I handed her back, then tied my own blue and white hospital gown tighter around me. I’d been admitted for observation the day before, the concussion I’d received still making my head buzz and throb like a nest of angry wasps.
After the baby was settled, Mom smoothed a finger absently down one downy cheek. “I wanted to tell you so many times about . . . everything.”
My mind flipped to a snowy forest. To the image of an angel holding me in her arms, and a horrifying journey that my young mind had locked away.
“You were so sickly when you were small,” she went on. “Fragile. You caught every illness imaginable, due to your lack of natural antibodies for this time. So I kept you close, thinking it the right way to protect you. Yet I prepared you, as best I could, in case the day ever came. I—I should’ve never kept this from you. Any of it. I’m sorry.”
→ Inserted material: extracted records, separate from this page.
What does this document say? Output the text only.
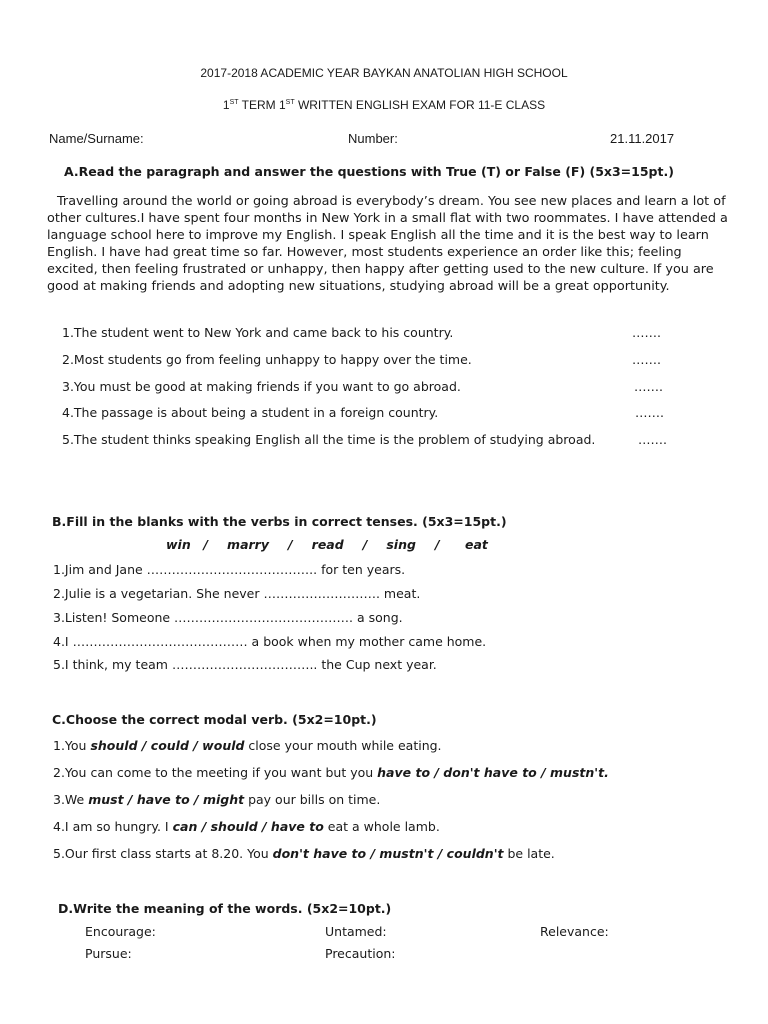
2017-2018 ACADEMIC YEAR BAYKAN ANATOLIAN HIGH SCHOOL
1ST TERM 1ST WRITTEN ENGLISH EXAM FOR 11-E CLASS
Name/Surname:	Number:	21.11.2017
A.Read the paragraph and answer the questions with True (T) or False (F) (5x3=15pt.)
Travelling around the world or going abroad is everybody’s dream. You see new places and learn a lot of other cultures.I have spent four months in New York in a small flat with two roommates. I have attended a language school here to improve my English. I speak English all the time and it is the best way to learn English. I have had great time so far. However, most students experience an order like this; feeling excited, then feeling frustrated or unhappy, then happy after getting used to the new culture. If you are good at making friends and adopting new situations, studying abroad will be a great opportunity.
1.The student went to New York and came back to his country.	…….
2.Most students go from feeling unhappy to happy over the time.	…….
3.You must be good at making friends if you want to go abroad.	…….
4.The passage is about being a student in a foreign country.	…….
5.The student thinks speaking English all the time is the problem of studying abroad.	…….
B.Fill in the blanks with the verbs in correct tenses. (5x3=15pt.)
win  /   marry   /   read   /   sing   /    eat
1.Jim and Jane ………………………………….. for ten years.
2.Julie is a vegetarian. She never ………………………. meat.
3.Listen! Someone ……………………………………. a song.
4.I …………………………………… a book when my mother came home.
5.I think, my team …………………………….. the Cup next year.
C.Choose the correct modal verb. (5x2=10pt.)
1.You should / could / would close your mouth while eating.
2.You can come to the meeting if you want but you have to / don't have to / mustn't.
3.We must / have to / might pay our bills on time.
4.I am so hungry. I can / should / have to eat a whole lamb.
5.Our first class starts at 8.20. You don't have to / mustn't / couldn't be late.
D.Write the meaning of the words. (5x2=10pt.)
Encourage:	Untamed:	Relevance:
Pursue:	Precaution:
I reached out to squeeze her hand and felt one of the hundred cracks in my shattered heart begin to mend itself. A slender thread of forgiveness wove itself between us. It was tenuous, but definitely a beginning.
When a nurse entered and began fussing with my mother’s IV lines and telling me to head back to my own room for a vital sign check, I stood. “Well, I guess I’d better—”
“I’ve decided on a name,” Mom blurted out.
Guilt stabbed me when I realized I hadn’t thought to ask. “Really? What?”
“Eleanor.” The name whispered through the room, coating me in memory. “Her name is Eleanor.”
“I think”—my breath hitched—“I think that’s perfect, Mom.”
As I reached for the door handle, Mom’s voice rose over the beeping. “Bran came to see me before he was transferred,” she called. “He wanted to see you, but you were sedated.”
I knew Bran was long gone. Transferred by Celia to another hospital within hours of our arrival. No one knew where. I didn’t even get to say goodbye.
My knuckles whitened on the handle. “He could have waited.”
“He didn’t have a choice, honey,” she said. “He explained about his brother. And even with that, I think it was a difficult decision for him.”